Allen Gefühlen zum Trotz müssen die Menschen essen, und während der Baron das untere Ende der Tafel einnahm, bestand er darauf, daß Lady Emily sich an das obere setzen sollte, damit sie, wie er sagte, dem jungen Volke ein Beispiel gäbe. Nach einer kurzen Pause der Ueberlegung, welche er darauf verwendete, zu entscheiden, ob der presbyterianischen Kirche oder der bischöflichen Kirche von Schottland der Vorzug gebühre, bat er Herrn Morton, als den Fremden, den Segen zu sprechen, indem er bemerkte, daß Herr Rubrick, der zu Hause sei, für die ausgezeichnete Gnade, die ihm zu Theil geworden, das Dankgebet sagen würde. Das Essen war vortrefflich, Saunderson wartete in voller Livree auf, mit allen früheren Dienern, die wieder angenommen worden waren, ausgenommen einen oder zwei, von denen man seit der Affäre bei Culloden nichts gehört hatte. Die Keller waren mit Wein versorgt, den man für vortrefflich erklärte, und es war so eingerichtet worden, daß der Bär des Springbrunnens auf dem Hofe für diesen einen Abend Branntwein zum Gebrauch der geringen Leute spie. Als das Essen vorüber war, warf der Baron, im Begriff, einen Toast auszubringen, einen etwas besorgten Blick auf den Schenktisch, der aber mit Silberzeug reich versorgt war, es stand vieles von dem alten darunter, das man entweder versteckt gehalten hatte, oder das die benachbarten Edelleute von den Soldaten kauften und dem früheren Eigenthümer bereitwillig zurückerstatteten.

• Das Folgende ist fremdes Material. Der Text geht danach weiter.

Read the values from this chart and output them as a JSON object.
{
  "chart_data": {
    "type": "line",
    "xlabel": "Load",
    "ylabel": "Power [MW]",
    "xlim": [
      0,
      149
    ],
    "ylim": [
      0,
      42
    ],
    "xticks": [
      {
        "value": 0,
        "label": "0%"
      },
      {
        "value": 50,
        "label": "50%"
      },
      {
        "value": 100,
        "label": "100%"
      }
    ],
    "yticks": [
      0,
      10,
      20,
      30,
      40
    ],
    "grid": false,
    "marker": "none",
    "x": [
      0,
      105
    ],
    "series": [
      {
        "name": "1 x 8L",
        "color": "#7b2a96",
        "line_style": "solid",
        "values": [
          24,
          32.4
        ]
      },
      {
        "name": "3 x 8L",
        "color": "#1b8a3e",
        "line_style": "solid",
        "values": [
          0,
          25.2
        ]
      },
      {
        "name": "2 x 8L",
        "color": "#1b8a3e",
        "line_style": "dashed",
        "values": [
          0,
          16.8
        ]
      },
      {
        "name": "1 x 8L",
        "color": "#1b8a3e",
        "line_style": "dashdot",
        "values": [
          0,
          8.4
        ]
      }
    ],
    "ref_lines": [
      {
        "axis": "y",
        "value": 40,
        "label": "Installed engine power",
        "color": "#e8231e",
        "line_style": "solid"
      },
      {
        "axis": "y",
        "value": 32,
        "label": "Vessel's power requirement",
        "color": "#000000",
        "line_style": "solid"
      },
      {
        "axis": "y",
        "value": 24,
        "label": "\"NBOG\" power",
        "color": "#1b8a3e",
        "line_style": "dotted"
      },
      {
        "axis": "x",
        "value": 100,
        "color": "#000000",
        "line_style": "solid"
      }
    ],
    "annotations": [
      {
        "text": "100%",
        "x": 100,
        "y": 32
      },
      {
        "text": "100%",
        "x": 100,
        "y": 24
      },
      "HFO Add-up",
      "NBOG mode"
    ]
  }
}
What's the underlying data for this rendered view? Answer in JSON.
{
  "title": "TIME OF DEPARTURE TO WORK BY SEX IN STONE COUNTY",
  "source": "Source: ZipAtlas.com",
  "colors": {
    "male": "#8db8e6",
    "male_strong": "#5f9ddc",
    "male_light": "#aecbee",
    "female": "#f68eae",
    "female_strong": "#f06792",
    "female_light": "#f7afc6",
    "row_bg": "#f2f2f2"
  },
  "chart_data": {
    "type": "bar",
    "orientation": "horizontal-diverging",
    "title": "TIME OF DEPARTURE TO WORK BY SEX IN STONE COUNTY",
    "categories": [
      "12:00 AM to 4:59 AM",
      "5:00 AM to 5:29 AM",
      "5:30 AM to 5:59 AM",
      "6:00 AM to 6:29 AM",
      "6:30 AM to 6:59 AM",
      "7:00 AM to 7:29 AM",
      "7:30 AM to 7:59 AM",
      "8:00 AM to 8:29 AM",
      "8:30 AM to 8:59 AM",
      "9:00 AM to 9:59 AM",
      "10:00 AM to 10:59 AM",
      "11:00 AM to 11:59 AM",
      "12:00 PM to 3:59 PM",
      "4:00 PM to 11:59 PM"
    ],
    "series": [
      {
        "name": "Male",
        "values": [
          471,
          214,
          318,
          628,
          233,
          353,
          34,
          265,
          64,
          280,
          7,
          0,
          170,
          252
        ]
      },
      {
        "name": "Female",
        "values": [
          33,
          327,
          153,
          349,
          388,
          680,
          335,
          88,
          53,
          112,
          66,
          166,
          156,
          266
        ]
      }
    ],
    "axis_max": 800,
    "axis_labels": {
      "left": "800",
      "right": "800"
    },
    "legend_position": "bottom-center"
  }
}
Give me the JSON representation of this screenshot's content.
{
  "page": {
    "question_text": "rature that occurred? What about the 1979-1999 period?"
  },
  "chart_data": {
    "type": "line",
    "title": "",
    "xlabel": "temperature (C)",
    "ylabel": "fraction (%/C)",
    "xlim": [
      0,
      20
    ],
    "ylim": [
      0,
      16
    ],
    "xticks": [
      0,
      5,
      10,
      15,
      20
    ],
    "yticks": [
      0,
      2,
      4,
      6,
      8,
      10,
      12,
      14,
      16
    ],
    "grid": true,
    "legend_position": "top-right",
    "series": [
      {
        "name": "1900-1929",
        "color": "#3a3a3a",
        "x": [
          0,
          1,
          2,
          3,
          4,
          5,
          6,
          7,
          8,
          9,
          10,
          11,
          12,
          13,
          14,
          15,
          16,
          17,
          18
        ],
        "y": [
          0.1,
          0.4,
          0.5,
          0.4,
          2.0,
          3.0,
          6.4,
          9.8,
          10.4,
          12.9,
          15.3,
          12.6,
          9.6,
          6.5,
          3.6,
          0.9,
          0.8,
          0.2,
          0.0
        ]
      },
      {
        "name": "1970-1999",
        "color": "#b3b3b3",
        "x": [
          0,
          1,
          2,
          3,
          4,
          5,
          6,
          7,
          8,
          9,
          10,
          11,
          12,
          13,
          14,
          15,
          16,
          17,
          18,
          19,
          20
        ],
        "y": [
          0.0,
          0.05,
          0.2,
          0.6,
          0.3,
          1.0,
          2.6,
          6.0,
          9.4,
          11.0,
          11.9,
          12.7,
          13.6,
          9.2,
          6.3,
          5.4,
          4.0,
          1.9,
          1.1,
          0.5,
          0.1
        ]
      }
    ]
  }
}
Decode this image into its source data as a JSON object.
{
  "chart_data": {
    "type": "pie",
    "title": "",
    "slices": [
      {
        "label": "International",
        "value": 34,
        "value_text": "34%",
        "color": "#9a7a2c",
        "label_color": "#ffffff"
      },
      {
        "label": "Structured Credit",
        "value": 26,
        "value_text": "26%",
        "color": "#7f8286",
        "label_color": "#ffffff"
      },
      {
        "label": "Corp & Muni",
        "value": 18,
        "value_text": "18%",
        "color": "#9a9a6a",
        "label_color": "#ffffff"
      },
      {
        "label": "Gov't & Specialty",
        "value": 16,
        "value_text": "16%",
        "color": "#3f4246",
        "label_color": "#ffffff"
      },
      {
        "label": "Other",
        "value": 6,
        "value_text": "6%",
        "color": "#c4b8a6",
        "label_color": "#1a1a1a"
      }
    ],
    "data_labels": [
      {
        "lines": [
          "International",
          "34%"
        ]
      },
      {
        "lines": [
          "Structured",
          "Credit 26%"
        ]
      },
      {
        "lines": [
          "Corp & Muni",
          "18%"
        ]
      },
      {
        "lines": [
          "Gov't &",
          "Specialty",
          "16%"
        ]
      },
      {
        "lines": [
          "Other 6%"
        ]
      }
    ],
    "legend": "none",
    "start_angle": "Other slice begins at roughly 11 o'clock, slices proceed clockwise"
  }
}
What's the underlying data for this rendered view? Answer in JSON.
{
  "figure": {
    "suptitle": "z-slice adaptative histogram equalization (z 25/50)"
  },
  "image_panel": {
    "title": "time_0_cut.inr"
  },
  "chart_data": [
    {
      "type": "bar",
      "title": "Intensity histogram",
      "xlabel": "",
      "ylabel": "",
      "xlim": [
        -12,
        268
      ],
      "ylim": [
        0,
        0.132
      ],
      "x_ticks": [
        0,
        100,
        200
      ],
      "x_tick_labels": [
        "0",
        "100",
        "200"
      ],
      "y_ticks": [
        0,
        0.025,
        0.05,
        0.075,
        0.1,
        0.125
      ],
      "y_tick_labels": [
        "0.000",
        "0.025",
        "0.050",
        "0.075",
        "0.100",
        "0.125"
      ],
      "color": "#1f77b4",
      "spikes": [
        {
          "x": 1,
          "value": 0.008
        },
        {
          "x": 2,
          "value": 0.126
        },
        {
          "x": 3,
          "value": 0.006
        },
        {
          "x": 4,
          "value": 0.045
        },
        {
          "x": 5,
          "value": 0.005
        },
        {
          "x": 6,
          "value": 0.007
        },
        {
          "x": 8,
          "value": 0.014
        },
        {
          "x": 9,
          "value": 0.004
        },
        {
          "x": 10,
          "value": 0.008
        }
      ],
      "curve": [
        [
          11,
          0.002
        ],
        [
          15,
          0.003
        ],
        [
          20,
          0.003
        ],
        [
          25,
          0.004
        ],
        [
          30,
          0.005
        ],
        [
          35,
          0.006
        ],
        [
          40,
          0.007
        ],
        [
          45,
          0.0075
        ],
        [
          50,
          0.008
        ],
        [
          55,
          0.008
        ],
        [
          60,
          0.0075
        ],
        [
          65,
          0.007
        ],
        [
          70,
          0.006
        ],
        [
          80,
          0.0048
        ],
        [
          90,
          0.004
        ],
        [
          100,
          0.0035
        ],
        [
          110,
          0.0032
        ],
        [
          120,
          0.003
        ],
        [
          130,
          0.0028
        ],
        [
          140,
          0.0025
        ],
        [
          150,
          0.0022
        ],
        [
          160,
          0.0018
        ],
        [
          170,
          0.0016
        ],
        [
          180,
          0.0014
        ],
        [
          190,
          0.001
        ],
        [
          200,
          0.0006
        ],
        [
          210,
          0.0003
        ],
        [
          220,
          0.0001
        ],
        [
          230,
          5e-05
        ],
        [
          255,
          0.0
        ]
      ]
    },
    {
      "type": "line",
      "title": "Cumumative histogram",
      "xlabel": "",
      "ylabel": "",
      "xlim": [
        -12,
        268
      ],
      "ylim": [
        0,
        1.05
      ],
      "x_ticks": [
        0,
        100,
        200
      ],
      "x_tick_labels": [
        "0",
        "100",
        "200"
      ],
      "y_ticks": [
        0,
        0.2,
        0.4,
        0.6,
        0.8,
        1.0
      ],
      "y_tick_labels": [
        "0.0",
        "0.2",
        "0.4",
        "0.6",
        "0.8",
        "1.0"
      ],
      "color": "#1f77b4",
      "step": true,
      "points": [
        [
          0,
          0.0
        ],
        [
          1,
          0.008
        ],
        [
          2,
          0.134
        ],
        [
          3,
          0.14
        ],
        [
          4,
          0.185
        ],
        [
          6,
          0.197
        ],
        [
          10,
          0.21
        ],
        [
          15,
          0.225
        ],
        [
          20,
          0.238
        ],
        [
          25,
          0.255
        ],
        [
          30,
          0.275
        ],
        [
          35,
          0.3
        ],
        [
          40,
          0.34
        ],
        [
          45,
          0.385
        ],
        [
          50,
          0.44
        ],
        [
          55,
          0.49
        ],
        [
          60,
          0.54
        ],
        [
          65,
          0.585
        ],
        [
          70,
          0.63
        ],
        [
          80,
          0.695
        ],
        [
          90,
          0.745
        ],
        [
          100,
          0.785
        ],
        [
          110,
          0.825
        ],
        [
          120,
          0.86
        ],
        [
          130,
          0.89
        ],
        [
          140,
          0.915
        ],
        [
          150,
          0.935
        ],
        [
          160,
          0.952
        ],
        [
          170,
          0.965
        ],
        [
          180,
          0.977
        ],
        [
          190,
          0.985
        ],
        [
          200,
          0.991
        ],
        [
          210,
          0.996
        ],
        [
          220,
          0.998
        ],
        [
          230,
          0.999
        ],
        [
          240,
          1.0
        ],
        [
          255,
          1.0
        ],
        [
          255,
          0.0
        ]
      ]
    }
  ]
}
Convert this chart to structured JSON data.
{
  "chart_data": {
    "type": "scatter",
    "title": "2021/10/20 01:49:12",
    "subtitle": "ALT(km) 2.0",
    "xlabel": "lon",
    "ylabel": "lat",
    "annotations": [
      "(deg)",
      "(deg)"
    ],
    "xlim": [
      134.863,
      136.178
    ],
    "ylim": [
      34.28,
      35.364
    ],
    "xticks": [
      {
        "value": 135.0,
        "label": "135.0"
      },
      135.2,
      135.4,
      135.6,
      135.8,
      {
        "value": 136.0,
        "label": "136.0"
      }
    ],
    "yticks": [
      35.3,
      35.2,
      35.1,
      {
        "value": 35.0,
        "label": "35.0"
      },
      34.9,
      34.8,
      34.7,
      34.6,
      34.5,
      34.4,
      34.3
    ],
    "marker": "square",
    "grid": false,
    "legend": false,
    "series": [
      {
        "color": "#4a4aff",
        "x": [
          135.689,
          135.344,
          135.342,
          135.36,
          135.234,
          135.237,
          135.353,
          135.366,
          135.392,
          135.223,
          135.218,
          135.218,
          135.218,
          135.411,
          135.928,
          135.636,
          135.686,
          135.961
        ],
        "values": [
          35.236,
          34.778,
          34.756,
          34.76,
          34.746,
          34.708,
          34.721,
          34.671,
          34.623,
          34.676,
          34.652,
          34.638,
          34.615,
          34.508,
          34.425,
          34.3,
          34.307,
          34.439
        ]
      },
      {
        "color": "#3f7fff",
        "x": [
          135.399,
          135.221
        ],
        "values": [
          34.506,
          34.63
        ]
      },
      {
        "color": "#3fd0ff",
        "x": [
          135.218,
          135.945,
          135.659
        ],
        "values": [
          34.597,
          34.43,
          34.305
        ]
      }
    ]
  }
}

»In diesen Zeiten,« sagte er, »müssen die dankbar sein, welche nur Leben und Güter retteten, und doch jetzt, da ich im Begriffe stehe, diese Gesundheit auszubringen, kann ich nicht umhin, ein altes Familienerbstück zu beklagen, Lady Emily, ein poculum potatorium, Oberst Talbot.«

Hier wurde der Baron von seinem Haushofmeister leise angestoßen, und als er sich umsah, erblickte er in den Händen des Alexander ab Alexandro den berühmten Pokal des St. Duthac, den heiligen Bären von Bradwardine. Es ist eine Frage, ob die Wiedererwerbung seiner Güter ihm mehr Entzücken verursachte. »Bei meiner Ehre,« sagte er, »man könnte an Feen und Zauberer glauben, wenn Sie zugegen sind, Lady Emily.«

»Ich bin sehr glücklich,« sagte der Oberst, »daß es mir durch die Wiedererwerbuug dieses alten Familienstückes möglich wurde, Euch einen Beweis von der lebhaften Theilnahme zu geben, die ich an allem nehme, was das Glück meines jungen Freundes Edward betrifft. Aber damit Ihr die Lady nicht für eine Zauberin oder mich für einen Hexenmeister haltet, was in Schottland kein Spaß ist, muß ich Euch erzählen, daß Frank Stanley, Euer Freund, der von einem Tartanfieber ergriffen wurde, seitdem er Edwards Beschreibungen von schottischen Gebräuchen hörte, uns diesen merkwürdigen Becher zufällig beschrieb. Mein Diener Spontoon, der wie ein echter Soldat alles beobachtet und wenig spricht, gab mir zu verstehen, daß er glaube, das von Herrn Stanley beschriebene Stück im Besitze einer gewissen Mistreß Rosebag gesehen zu haben, welche früher Gehilfin eines Pfandleihers gewesen war. Während der letzten unangenehmen Zeiten in Schottland hatte sie Gelegenheit gefunden, Geschäfte in ihrem frühern Gewerbe zu machen, und war so die Depositärin der kostbarsten Beutestücke der halben Armee geworden. Ihr könnt denken, daß der Pokal schnell erworben wurde, und es wird mir eine wahre Freude sein, wenn Ihr mich nicht in der Vermuthung stört, daß der Werth dieses Stückes nicht dadurch verringert wurde, daß es durch meine Hände ging.«

Eine Thräne mischte sich mit dem Wein, mit dem der Baron den Pokal füllte, als er dem Obersten einen Trunk des Dankes bot und dann eine Gesundheit auf das Glück der vereinigten Häuser Waverley und Bradwardine ausbrachte.

Es bleibt nur noch zu erwähnen, daß kein Wunsch im Ganzen mehr erfüllt wurde als dieser.